The alt tag provides a short human-readable plaintext summary for custom event kinds that aren't meant to be read as text. This allows social clients that primarily display kind:1 notes to show meaningful context when encountering unknown event kinds.

Specification

PropertyValue
Tag Namealt
Defined inNIP-31
Required forCustom event kinds that are part of custom protocols

Format

["alt", "<human-readable summary>"]

Usage Description

When creating a new custom event kind that is part of a custom protocol and isn't meant to be read as text (like kind:1), clients should use an alt tag to write a short human-readable plaintext summary of what that event is about.

The content of the alt tag should provide enough context for a user that doesn't know anything about this event kind to understand what it is.

Examples

Basic Example

json
["alt", "User updated their profile picture"]

Custom Protocol Example

json
["alt", "Chess game move: Knight to E4"]

Marketplace Event Example

json
["alt", "Listed item for sale: Vintage guitar"]

Client Behavior

Social clients that are used to displaying only kind:1 notes should:

  1. Display the content of the alt tag when encountering unknown event kinds.
  2. Use this fallback text to provide context to users who reference these events in their notes.
  3. Consider supporting NIP-89 to make interacting with custom event kinds more functional.
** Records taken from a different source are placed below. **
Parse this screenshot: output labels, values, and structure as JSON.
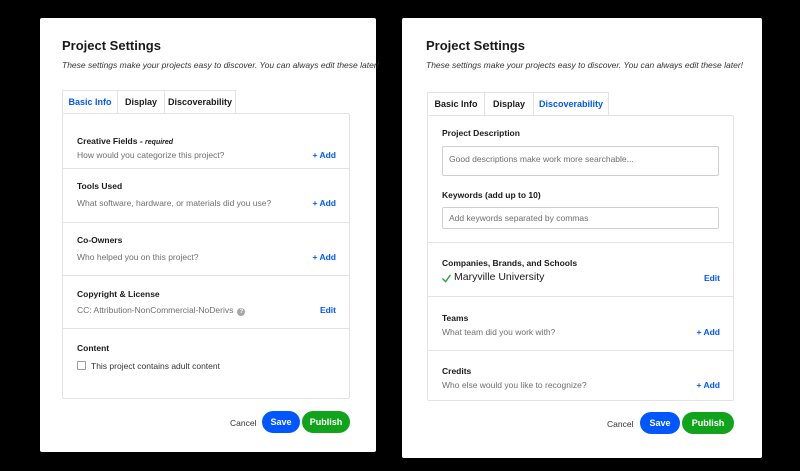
{
  "left_panel": {
    "title": "Project Settings",
    "subtitle": "These settings make your projects easy to discover. You can always edit these later!",
    "tabs": [
      {
        "label": "Basic Info",
        "active": true
      },
      {
        "label": "Display",
        "active": false
      },
      {
        "label": "Discoverability",
        "active": false
      }
    ],
    "creative_fields": {
      "title": "Creative Fields -",
      "required": "required",
      "desc": "How would you categorize this project?",
      "action": "+ Add"
    },
    "tools_used": {
      "title": "Tools Used",
      "desc": "What software, hardware, or materials did you use?",
      "action": "+ Add"
    },
    "co_owners": {
      "title": "Co-Owners",
      "desc": "Who helped you on this project?",
      "action": "+ Add"
    },
    "copyright": {
      "title": "Copyright & License",
      "desc": "CC: Attribution-NonCommercial-NoDerivs",
      "info_icon": "?",
      "action": "Edit"
    },
    "content": {
      "title": "Content",
      "checkbox_label": "This project contains adult content",
      "checked": false
    },
    "footer": {
      "cancel": "Cancel",
      "save": "Save",
      "publish": "Publish"
    }
  },
  "right_panel": {
    "title": "Project Settings",
    "subtitle": "These settings make your projects easy to discover. You can always edit these later!",
    "tabs": [
      {
        "label": "Basic Info",
        "active": false
      },
      {
        "label": "Display",
        "active": false
      },
      {
        "label": "Discoverability",
        "active": true
      }
    ],
    "description": {
      "title": "Project Description",
      "placeholder": "Good descriptions make work more searchable..."
    },
    "keywords": {
      "title": "Keywords (add up to 10)",
      "placeholder": "Add keywords separated by commas"
    },
    "companies": {
      "title": "Companies, Brands, and Schools",
      "item": "Maryville University",
      "action": "Edit"
    },
    "teams": {
      "title": "Teams",
      "desc": "What team did you work with?",
      "action": "+ Add"
    },
    "credits": {
      "title": "Credits",
      "desc": "Who else would you like to recognize?",
      "action": "+ Add"
    },
    "footer": {
      "cancel": "Cancel",
      "save": "Save",
      "publish": "Publish"
    }
  },
  "colors": {
    "accent": "#0057ff",
    "publish": "#12a31c",
    "check": "#2fa64a"
  }
}
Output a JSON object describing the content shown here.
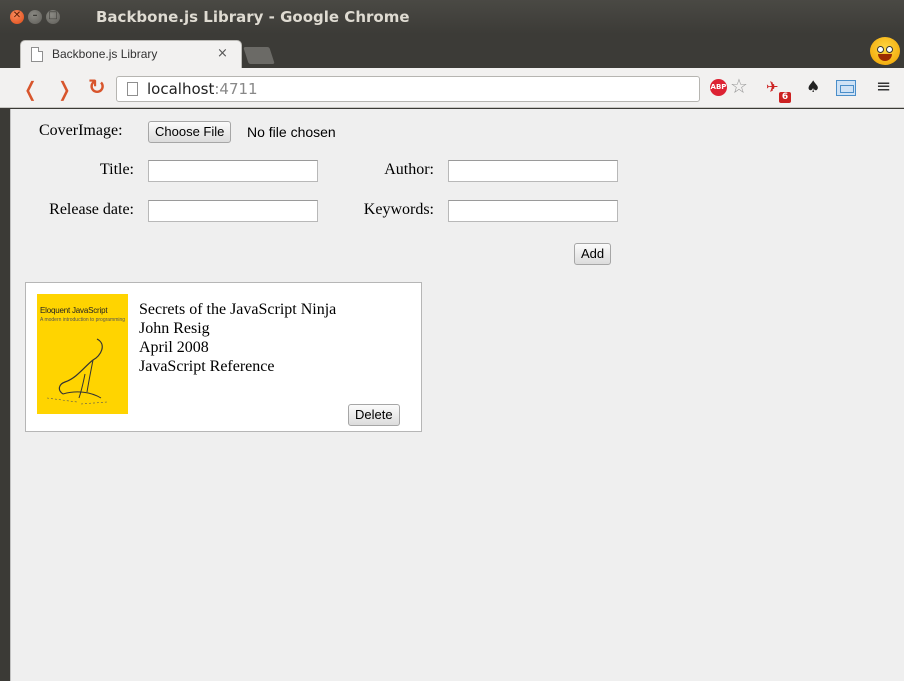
{
  "window": {
    "title": "Backbone.js Library - Google Chrome"
  },
  "tab": {
    "title": "Backbone.js Library",
    "close": "×"
  },
  "address_bar": {
    "host": "localhost",
    "port": ":4711"
  },
  "extensions": {
    "adblock_label": "ABP",
    "badge_count": "6"
  },
  "form": {
    "cover_label": "CoverImage:",
    "choose_file_label": "Choose File",
    "no_file_text": "No file chosen",
    "title_label": "Title:",
    "title_value": "",
    "author_label": "Author:",
    "author_value": "",
    "release_label": "Release date:",
    "release_value": "",
    "keywords_label": "Keywords:",
    "keywords_value": "",
    "add_label": "Add"
  },
  "books": [
    {
      "cover_title": "Eloquent JavaScript",
      "cover_subtitle": "A modern introduction to programming",
      "title": "Secrets of the JavaScript Ninja",
      "author": "John Resig",
      "release_date": "April 2008",
      "keywords": "JavaScript Reference",
      "delete_label": "Delete"
    }
  ]
}
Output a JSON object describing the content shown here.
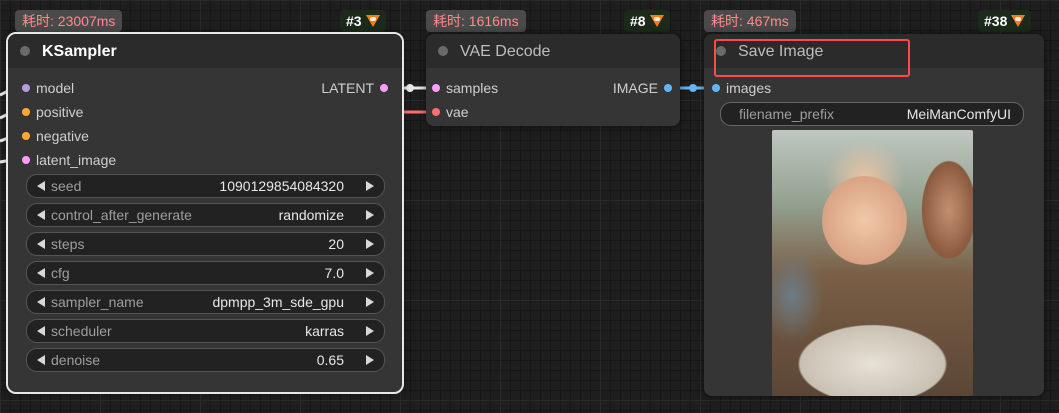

Clients that only know kind:1 are not expected to ask relays for events of different kinds, but when these events are referenced, the alt tag ensures the reference makes sense.

Relay Behavior

Relays should treat the alt tag like any other tag and include it when serving events that contain it. No special handling is required from the relay perspective.

References

  • No directly related tags, but the alt tag complements any custom event kind implementation.

Notes

  • The alt tag is particularly important for maintaining user experience when custom protocols introduce new event kinds.
  • Without proper context from the alt tag, references to custom events in kind:1 notes could appear nonsensical to users.
  • This tag serves as a bridge between custom protocols and general-purpose social clients.